創業100年の歴史を持つヤンマーは、日本では農業機械の開発・販売を主な事業内容としている企業と認識されています。他方で、欧米ではヨットやクルーザーのエンジンメーカーとして高い評価を得ています。そこで、ヤンマーは自社を高級感あるブランド企業とイメージさせるためのコーポレートアイデンティティの構築を目指しました。スローガンやロゴの作成、各種商品のブランディングなどにコーポレートアイデンティティを反映するよう徹底。さらに、コーポレートアイデンティティの発信にはテレビCMや新聞、SNSを駆使しプロモーションを展開。これにより既存客だけでなくこれまで関わりの無かった新たな層からも注目を集めています。

キリンビール

キリンビールは、ビールを中心に酒類の製造・販売を行う日本でも有数の酒造企業です。聖獣麒麟のロゴをモチーフに、世界に通用する一大酒造企業として成長を続けています。聖獣麒麟の認知度は非常に高く、広く社会に浸透しているといえるでしょう。現在では医薬品などの他分野に進出し、その活躍の場を広げています。また、1983年のコーポレートアイデンティティ策定以後、時代の変化に合わせて企業理念やスローガンを変更。

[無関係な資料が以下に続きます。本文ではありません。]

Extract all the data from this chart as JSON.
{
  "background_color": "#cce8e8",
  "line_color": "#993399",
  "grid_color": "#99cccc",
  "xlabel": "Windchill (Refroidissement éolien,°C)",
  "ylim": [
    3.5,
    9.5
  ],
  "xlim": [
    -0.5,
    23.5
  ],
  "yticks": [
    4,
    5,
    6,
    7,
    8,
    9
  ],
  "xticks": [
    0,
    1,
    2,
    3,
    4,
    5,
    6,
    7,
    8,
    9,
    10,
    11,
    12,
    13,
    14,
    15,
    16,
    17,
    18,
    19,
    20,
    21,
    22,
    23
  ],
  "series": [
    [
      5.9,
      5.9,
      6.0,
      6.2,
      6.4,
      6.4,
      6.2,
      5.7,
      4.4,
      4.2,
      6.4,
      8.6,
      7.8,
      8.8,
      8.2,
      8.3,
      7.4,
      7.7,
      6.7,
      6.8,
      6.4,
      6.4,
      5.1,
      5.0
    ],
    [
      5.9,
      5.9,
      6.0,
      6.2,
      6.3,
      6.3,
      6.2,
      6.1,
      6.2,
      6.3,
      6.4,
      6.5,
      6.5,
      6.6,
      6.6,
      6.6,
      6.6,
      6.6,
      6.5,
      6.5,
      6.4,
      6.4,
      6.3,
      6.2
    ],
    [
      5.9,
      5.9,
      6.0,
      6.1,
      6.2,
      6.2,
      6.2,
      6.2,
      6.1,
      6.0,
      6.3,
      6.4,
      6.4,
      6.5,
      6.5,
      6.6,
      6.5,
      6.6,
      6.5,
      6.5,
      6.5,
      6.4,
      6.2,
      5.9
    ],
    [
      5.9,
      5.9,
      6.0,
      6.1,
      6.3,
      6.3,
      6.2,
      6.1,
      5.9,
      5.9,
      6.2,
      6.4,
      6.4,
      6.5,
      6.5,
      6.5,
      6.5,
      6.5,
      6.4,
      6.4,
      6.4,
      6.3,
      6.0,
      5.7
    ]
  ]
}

情勢やニーズの変化に対応し、常に企業の在り方を見直すその姿勢は見習う点が多いです。

コーポレートアイデンティティの失敗

失敗の原因

コーポレートアイデンティティの失敗の原因は、コーポレートアイデンティティの作り方がそのまま当てはまります。すなわち、前述の作り方のプロセスをおろそかにすることが失敗に直結するのです。例えば、自社の見直しが不十分、企業イメージと外部の認識のされ方にギャップがある、社内へ浸透することができていない、外部のアピール不足など。プロセスのどれか1つでも手を抜いてしまうと、コーポレートアイデンティティの策定を成功に導くことはできません。コーポレートアイデンティティは直ぐに利益に反映されるものではないかもしれませんが、企業の未来のため、真剣に取り組む必要があります。

失敗した企業の実例

コーポレートアイデンティティの失敗例として、ユニクロを運営するファースト・リテイリングが展開した野菜販売「SKIP」が挙げられます。事業開始1年後には9億円超の赤字を出し、そのは半年後には撤退することとなりました。ユニクロの高品質・低価格のイメージとSKIPの高品質・高価格のイメージとのギャップ失敗の原因と指摘されています。もうひとつ、SONYの高級AV機器「QUALIA」も失敗例として挙げられます。作り手目線による高級路線がとらた結果、消費者のニーズを無視することとなり失敗に終わります。ニーズを的確に把握し、それを会社全体で共有することの重要性がわかる例です。

まとめ

信念・見た目・言動を一貫して統一させることが企業の価値を上げる

コーポレートアイデンティティはマーケット・インの時代を生き抜くための企業の強力な武器となるものです。コーポレートアイデンティティを確立し他との差別化を図るためには、企業の信念、見た目、言動を統一することが重要です。この記事では、コーポレートアイデンティティの目的や意義、その作り方を実例を交えつつ解説しました。コーポレートアイデンティティの重要性は広く認知され、多くの企業が確立を試みています。自社を選んでもらえるよう、消費者に響き、市場優位性を確保できるコーポレートアイデンティティを確立させましょう。